When the pandemic hit, the healthcare industry in general didn’t have the operational infrastructure or resources in place to anticipate the telehealth boom it experienced. Today, however, Algozzine says the industry is working out how to provide telehealth services within sustainable financial models while improving the quality of the patient experience. He envisions a return to 2020’s massive telehealth adoption levels within the next few years.

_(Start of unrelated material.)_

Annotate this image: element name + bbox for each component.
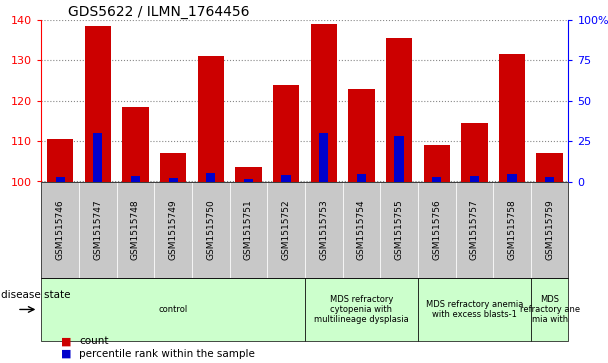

Transforming the healthcare economy
Algozzine estimates that digital and telehealth services are five to 15 times more efficient than the traditional healthcare system. For example, if a patient injures their ankle, instead of going to the ER and incurring costly, time-consuming treatment, an effective telehealth system would schedule that patient for an x-ray appointment, and from there an orthopedic appointment and all appropriate digital follow-up and scheduling.
“That’s how telehealth can turn care from a series of cumbersome transactions in a fragmented healthcare system to an efficient, frictionless healthcare episode,” he says.
And that, he says, has potential to transform business, not only for payers, but for the entire healthcare economy. McKinsey estimates that $250 billion of current healthcare spend could be virtualized, with 20% of all emergency room visits potentially avoided, and that telehealth solutions deployed for chronic populations can improve total cost of care by 2–3%.
Algozzine thinks even these estimates may be low. “There is much more you can effectively change by creating the correct digital-first and triage systems, which can’t be measured until organizations start to implement them at scale,” he says. “The main barrier to the promise of telehealth is ensuring that healthcare leaders have the vision and courage to inspire their teams to embrace the digital front door.”
It all starts with triage
Technology alone won’t fulfill the profound potential for telehealth to transform American healthcare, says Algozzine. The first step is an efficient triage process.
A sound triage process must seamlessly connect a patient to a qualified healthcare professional — through a virtual visit, or if needed, a live consultation. “If a telehealth system can’t guide a patient through an effective, streamlined triage process,” he warns, “patients will go elsewhere.”